Как все это оказалось здесь, под землей, кто спрятал этот двор под землю и замазал все входы в него серой рыхлой штукатуркой, сделав его своей тайной, своей объемной осязаемой тайной? Куда ушли все жильцы этого дома? Почему все окна разбиты, зачем брошена на балконах старая мебель и белье не снято с веревок? Я смотрю на спящего соседа по комнате, вижу, как он преобразился во сне, и понимаю, что он мог бы ответить мне, но теперь уже не проснется. С утра санитар дал ему, вероятно, тройную дозу успокоительного, и теперь черты его лица утончились, сделались почти женскими, волосы отросли и покрыли плечи, кожа приобрела чуть голубоватый оттенок и фактуру матового бисквитного фарфора, и даже пижама кажется глыбой розового коралла.

Я не вернусь в свою комнату ни к обеду, ни к вечернему обходу. Останусь здесь, потому что тот, кто зарыл это сокровище в куче мусора, оставил его мне. Иначе как бы я здесь очутился? Да мне теперь и не найти обратного пути: трамваи не ходят, город весь разрыт и изменился до неузнаваемости. Военный врач, выписавший свидетельство о моей смерти от отравления цианистым калием в Шабадке на сербской границе, переслал, согласно завещанию доктора-опииста Гезы Чата, мозг, сердце и печень бежавшего со мною Йожефа для исследования в Будапештскую медицинскую академию, а я перехитрил пограничников и, как был в больничной пижаме, отправился в Иерусалим. Смутные времена способствуют непрочности границ и легкости передвижения, но я чувствую, что устал, что сегодня мне слишком легко и приятно дышится возле тихо плещущего фонтана. И поэтому я больше никуда отсюда не уйду.

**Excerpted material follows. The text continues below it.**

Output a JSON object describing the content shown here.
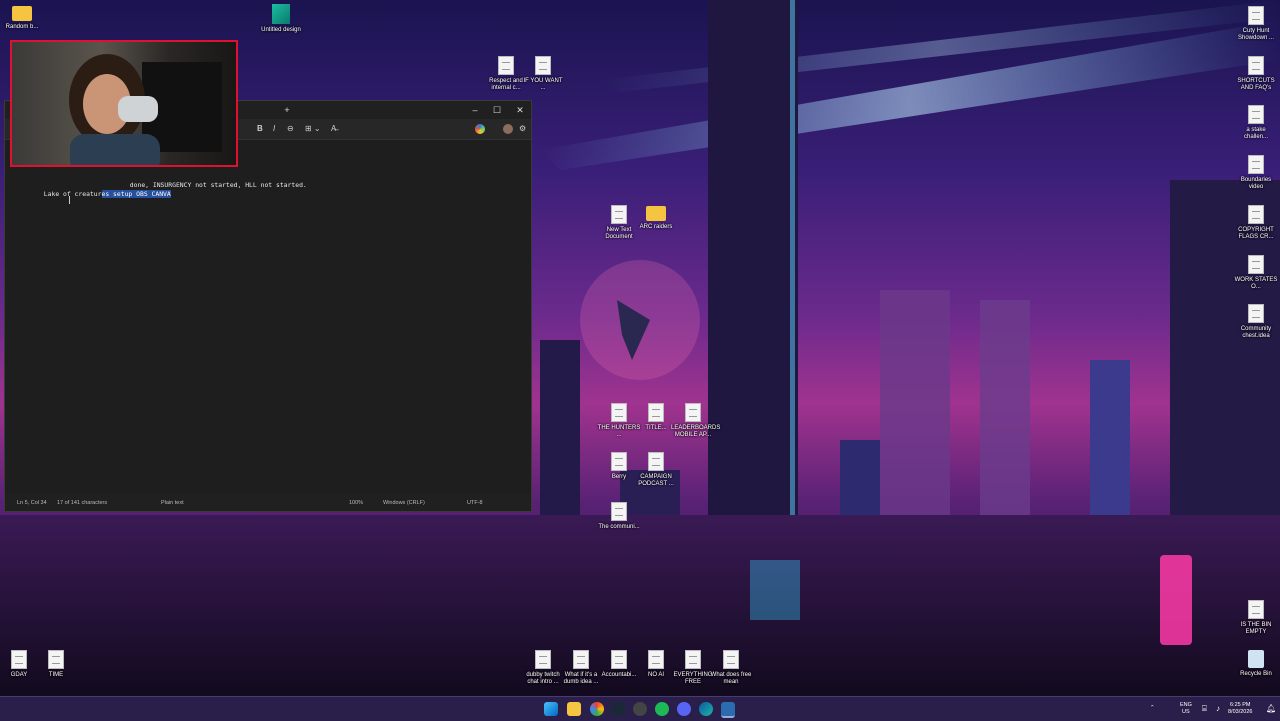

По официальной версии, в 1919 году бежавший из сумасшедшего дома Геза Чат (Йожеф Бреннер) покончил с собой в возрасте тридцати одного года при неудачной попытке перехода сербско-венгерской границы. Был ли больной из Тальбие самим писателем, проведшим большую часть жизни в Иерусалиме в полной безвестности, или талантливым его эпигоном, идеально вжившимся в образ, вряд ли удастся установить.